Re: [PATCH] Generate fused widening multiply-and-accumulate operations only when the widening multiply has single use
- From: Richard Henderson <rth at redhat dot com>
- To: Yufeng Zhang <Yufeng dot Zhang at arm dot com>, "gcc-patches at gcc dot gnu dot org" <gcc-patches at gcc dot gnu dot org>
- Cc: ams at codesourcery dot com
- Date: Wed, 23 Oct 2013 17:29:04 -0700
- Subject: Re: [PATCH] Generate fused widening multiply-and-accumulate operations only when the widening multiply has single use
- Authentication-results: sourceware.org; auth=none
- References: <5265A43E dot 7060507 at arm dot com>
On 10/21/2013 03:01 PM, Yufeng Zhang wrote:
> This patch changes the widening_mul pass to fuse the widening multiply with
> accumulate only when the multiply has single use.
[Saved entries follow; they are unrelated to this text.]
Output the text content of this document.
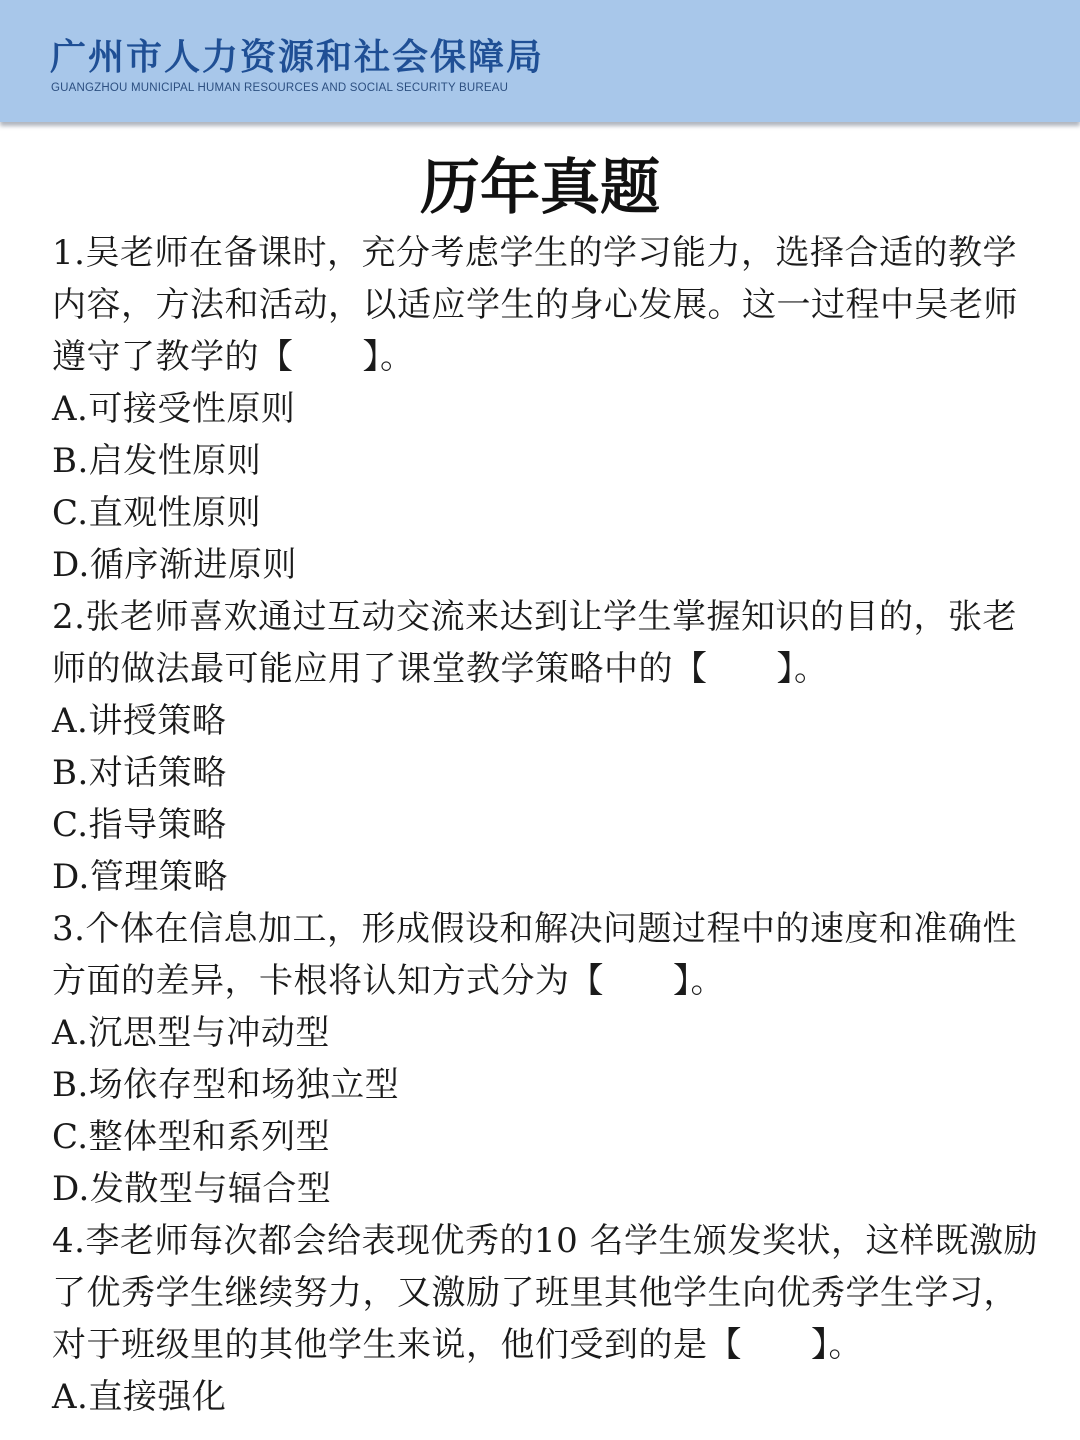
广州市人力资源和社会保障局
GUANGZHOU MUNICIPAL HUMAN RESOURCES AND SOCIAL SECURITY BUREAU
历年真题
1.吴老师在备课时，充分考虑学生的学习能力，选择合适的教学
内容，方法和活动，以适应学生的身心发展。这一过程中吴老师
遵守了教学的【　　】。
A.可接受性原则
B.启发性原则
C.直观性原则
D.循序渐进原则
2.张老师喜欢通过互动交流来达到让学生掌握知识的目的，张老
师的做法最可能应用了课堂教学策略中的【　　】。
A.讲授策略
B.对话策略
C.指导策略
D.管理策略
3.个体在信息加工，形成假设和解决问题过程中的速度和准确性
方面的差异，卡根将认知方式分为【　　】。
A.沉思型与冲动型
B.场依存型和场独立型
C.整体型和系列型
D.发散型与辐合型
4.李老师每次都会给表现优秀的10 名学生颁发奖状，这样既激励
了优秀学生继续努力，又激励了班里其他学生向优秀学生学习，
对于班级里的其他学生来说，他们受到的是【　　】。
A.直接强化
The widening_mul pass
> currently does the conversion regardless of the number of the uses, which can
> cause poor code-gen in cases like the following:
> typedef int ArrT ;
> foo (ArrT Arr, int Idx)
> Arr[Idx][Idx] = 1;
> Arr[Idx + 10][Idx] = 2;
> On AArch64, after widening_mul, the IR is like
> _2 = (long unsigned int) Idx_1(D);
> _3 = Idx_1(D) w* 40; <----
> _5 = Arr_4(D) + _3;
> *_5[Idx_1(D)] = 1;
> _8 = WIDEN_MULT_PLUS_EXPR <Idx_1(D), 40, 400>; <----
> _9 = Arr_4(D) + _8;
> *_9[Idx_1(D)] = 2;
> Where the arrows point, there are redundant widening multiplies.
So they're redundant. Why does this imply poor code-gen?
If a target has more than one FMA unit, then the target might
be able to issue the computation for _3 and _8 in parallel.
Even if the target only has one FMA unit, but the unit is
pipelined, the computations could overlap.